Google transitions from manual Display Ads to an AI-driven Demand Gen platform, automating ad placement and creative optimization across YouTube, Discover, and Gmail. The platform leverages predictive models to dynamically assemble uploaded assets into in-stream video ads, YouTube Shorts, and interactive Discover posts, optimizing for conversions and brand lift. This shift necessitates higher-volume, format-agnostic content creation and tighter integration with business intelligence systems for real-time conversion data. The move reflects broader industry trends toward AI-driven ad targeting and creative automation, exemplified by Meta's Advantage+ campaigns.

predictive modelsconversion optimizationformat-agnostic contentreal-time conversion dataai-driven targeting

Exploring the Benefits of AI Bots for Forex Trading in Forex Markets

AI News · Bazoom · 2026-05-27

AI-driven automated trading systems enhance forex market participation by reducing emotional bias, enabling 24/7 operation, and improving execution speed. These systems leverage predefined logic, backtesting on historical data, and real-time pattern recognition to optimize entry/exit strategies.
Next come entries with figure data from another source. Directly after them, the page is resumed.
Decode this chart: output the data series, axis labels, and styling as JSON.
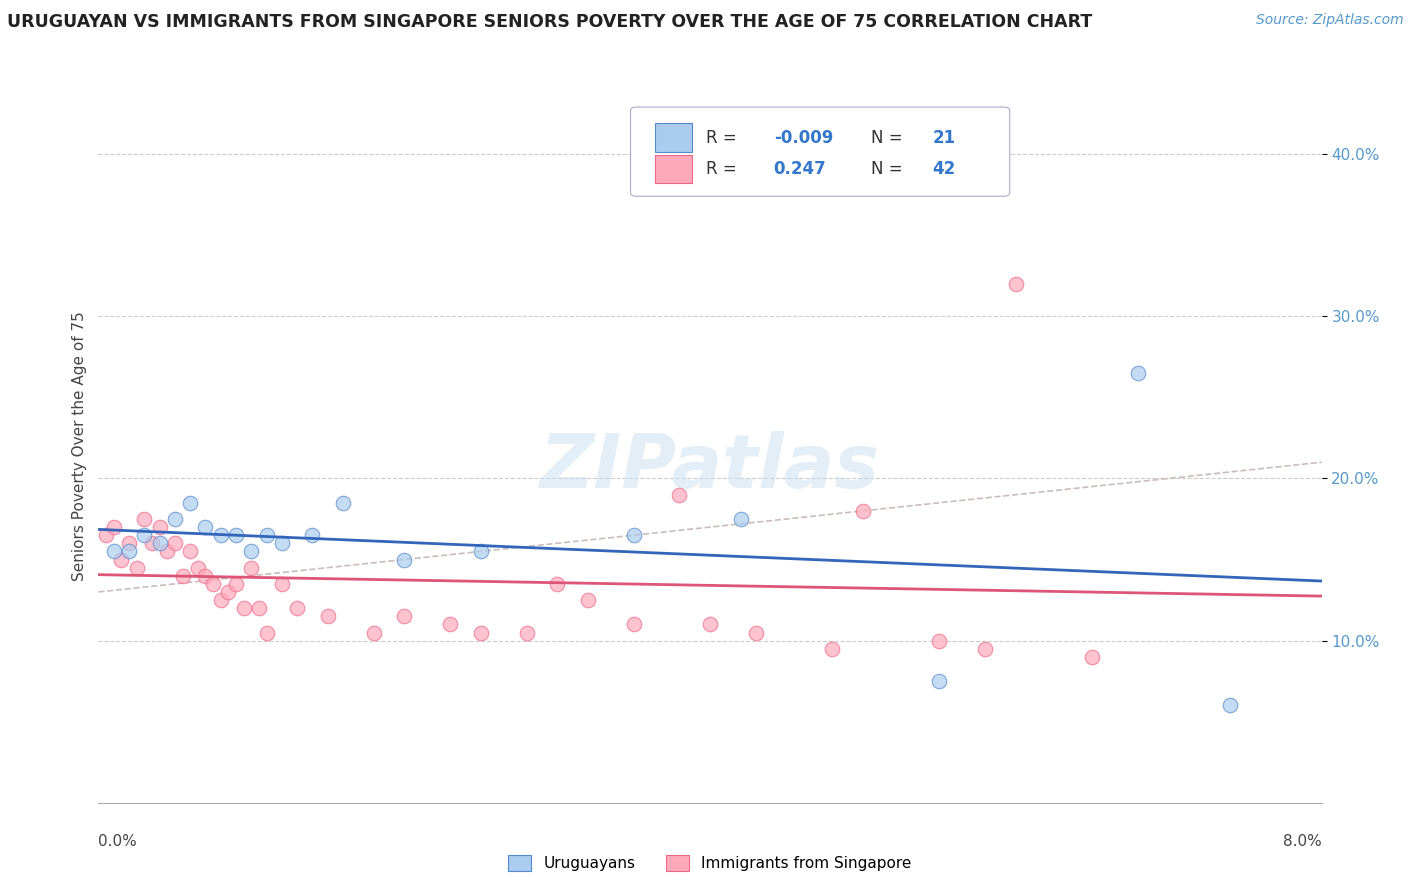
{
  "title": "URUGUAYAN VS IMMIGRANTS FROM SINGAPORE SENIORS POVERTY OVER THE AGE OF 75 CORRELATION CHART",
  "source": "Source: ZipAtlas.com",
  "ylabel": "Seniors Poverty Over the Age of 75",
  "xlim": [
    0.0,
    8.0
  ],
  "ylim": [
    0.0,
    44.0
  ],
  "yticks": [
    10.0,
    20.0,
    30.0,
    40.0
  ],
  "watermark": "ZIPatlas",
  "color_blue": "#aaccee",
  "color_blue_edge": "#5588cc",
  "color_blue_line": "#3366bb",
  "color_pink": "#ffaabb",
  "color_pink_edge": "#ee6688",
  "color_pink_line": "#dd5577",
  "color_dash": "#ccaaaa",
  "uruguayan_x": [
    0.1,
    0.2,
    0.3,
    0.4,
    0.5,
    0.6,
    0.7,
    0.8,
    0.9,
    1.0,
    1.1,
    1.2,
    1.4,
    1.6,
    2.0,
    2.5,
    3.5,
    4.2,
    5.5,
    6.8,
    7.4
  ],
  "uruguayan_y": [
    15.5,
    15.5,
    16.5,
    16.0,
    17.5,
    18.5,
    17.0,
    16.5,
    16.5,
    15.5,
    16.5,
    16.0,
    16.5,
    18.5,
    15.0,
    15.5,
    16.5,
    17.5,
    7.5,
    26.5,
    6.0
  ],
  "singapore_x": [
    0.05,
    0.1,
    0.15,
    0.2,
    0.25,
    0.3,
    0.35,
    0.4,
    0.45,
    0.5,
    0.55,
    0.6,
    0.65,
    0.7,
    0.75,
    0.8,
    0.85,
    0.9,
    0.95,
    1.0,
    1.05,
    1.1,
    1.2,
    1.3,
    1.5,
    1.8,
    2.0,
    2.3,
    2.5,
    2.8,
    3.0,
    3.2,
    3.5,
    3.8,
    4.0,
    4.3,
    4.8,
    5.0,
    5.5,
    5.8,
    6.0,
    6.5
  ],
  "singapore_y": [
    16.5,
    17.0,
    15.0,
    16.0,
    14.5,
    17.5,
    16.0,
    17.0,
    15.5,
    16.0,
    14.0,
    15.5,
    14.5,
    14.0,
    13.5,
    12.5,
    13.0,
    13.5,
    12.0,
    14.5,
    12.0,
    10.5,
    13.5,
    12.0,
    11.5,
    10.5,
    11.5,
    11.0,
    10.5,
    10.5,
    13.5,
    12.5,
    11.0,
    19.0,
    11.0,
    10.5,
    9.5,
    18.0,
    10.0,
    9.5,
    32.0,
    9.0
  ],
  "legend_r1": "-0.009",
  "legend_n1": "21",
  "legend_r2": "0.247",
  "legend_n2": "42"
}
By automating risk management through stop-loss and take-profit limits, they ensure disciplined adherence to trading plans. Advanced tools integrate predictive analytics and machine learning to adapt to volatile market conditions, democratizing access to institutional-grade technology for retail traders. This structured approach fosters consistency and control in forex trading, though no system guarantees results.

backtestingstop-losstake-profitpredictive analyticsmachine learning


Generated automatically at 2026-05-27 21:29 UTC. Summaries and keywords are produced by an LLM and may contain inaccuracies — always consult the original article.